Hack Proofing Your Web Server        [ PDF ]
By Erik Petersen

Most people think firewalls are all they need to secure their IT investment. Firewalls are very important, but they are just one piece of the overall security picture. Even with perfect installation, configuration, and maintenance, firewalls still must allow access to your public web servers. Hackers know how to use this permitted access to gain the foothold they need to gain access to your network. The kind of access a web server can give them is nothing short of complete administrative control. So when your organization decides to host a web server, you should understand that the server is fully exposed to attack, even if it is behind a top notch firewall. The most critical step towards protecting your public servers from attack is to harden the servers and turn them into bastion hosts.
So what is a bastion host? A bastion host is a server that is configured very differently from typical servers. Typical servers run hundreds of services and programs that are not needed. Most of those services and programs are vulnerable to attack. The premise for building a bastion host is that the server can be divided so that each of its partitions fulfills a specific role. Once that role is understood-web server, mail server, middleware server, etc.-the partition can be secured to serve only that role. All the unnecessary services, executables, protocols, programs, and network ports can then be disabled or removed.

-- If your web server is running on a default installation, you either are going to be hacked, or you are currently hacked--

Building a bastion host is not easy. If the server you are trying to harden is running on Windows NT, or Windows 2000, you have an especially tough road ahead. Win2k and NT are very difficult to harden, but they, especially, must be hardened since more than with Linux or UNIX, the default installation turns everything on. Your job is to turn almost all of it off. Do you really want web server based printing running? Or web based password administration? Of course not, yet the default installation for Windows NT and Windows 2000 turns these functions on, as well as a couple hundred other dangerous configurations. This is why the Internet world lost almost a billion dollars to Code Red and Nimda last year. If your Microsoft server was properly hardened, you would not have been affected by either Code Red or Nimda, even if you had neglected to install Microsoft's security patches. Microsoft security patches are great, and all administrators should religiously keep up with them, but only server hardening will protect you from future outbreaks. What to turn off and what to remove is the trick.

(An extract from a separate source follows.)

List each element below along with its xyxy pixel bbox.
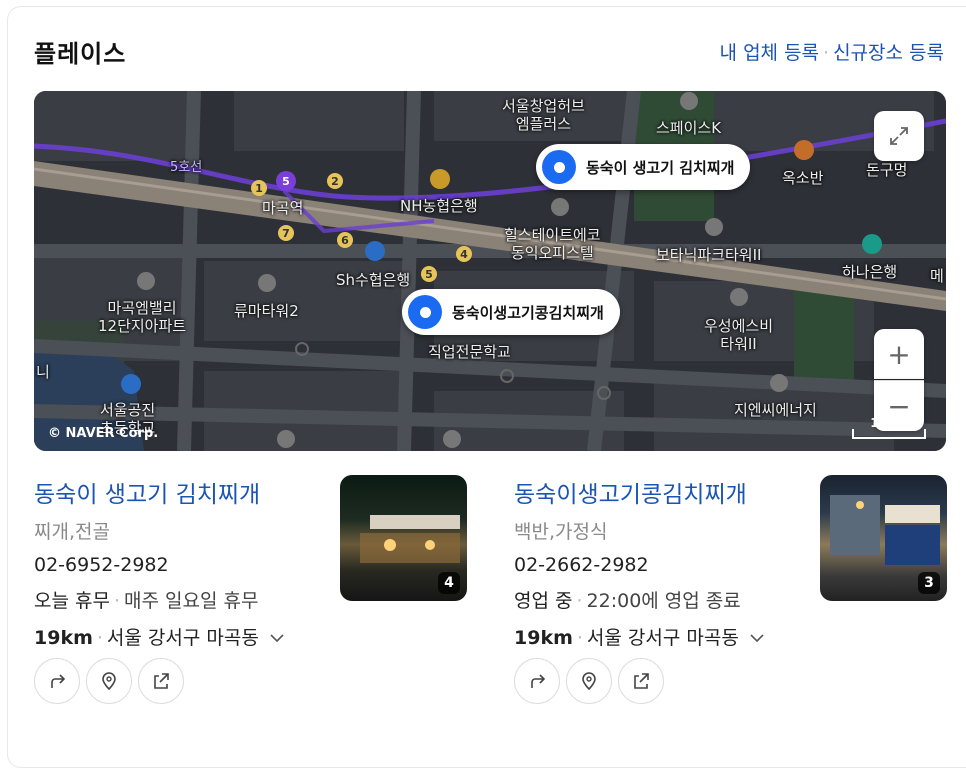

At Polar Cove we have our own system for hardening servers, and our own standard. Our standard exceeds those of the National Security Agency and the F.B.I. The NSA standards are excellent, and very high, but we have found that more could be done, and so we protect or harden an additional 63 settings. It is important to have a standard in mind; otherwise you will have difficulty measuring your results. As it is with any security plan, it is important to prove, via some sort of measurement and standard, that you did, in fact, accomplish the security you intended.

Why Harden Public servers?

(1) It reduces the likelihood of successful intrusions or attacks. If you harden to NSA, or other strict standards, you protect yourself from prosecution or regulatory sanction by demonstrating compliance with an accepted prudent due care security standard.

(2) It verifies secure configuration of your systems prior to network deployment, and prior to exposure to attack.

(3) You can demonstrate to management that your system security measures up against high security benchmarks and standards.

(4) You will be able to require your business partners to comply with a high security standard.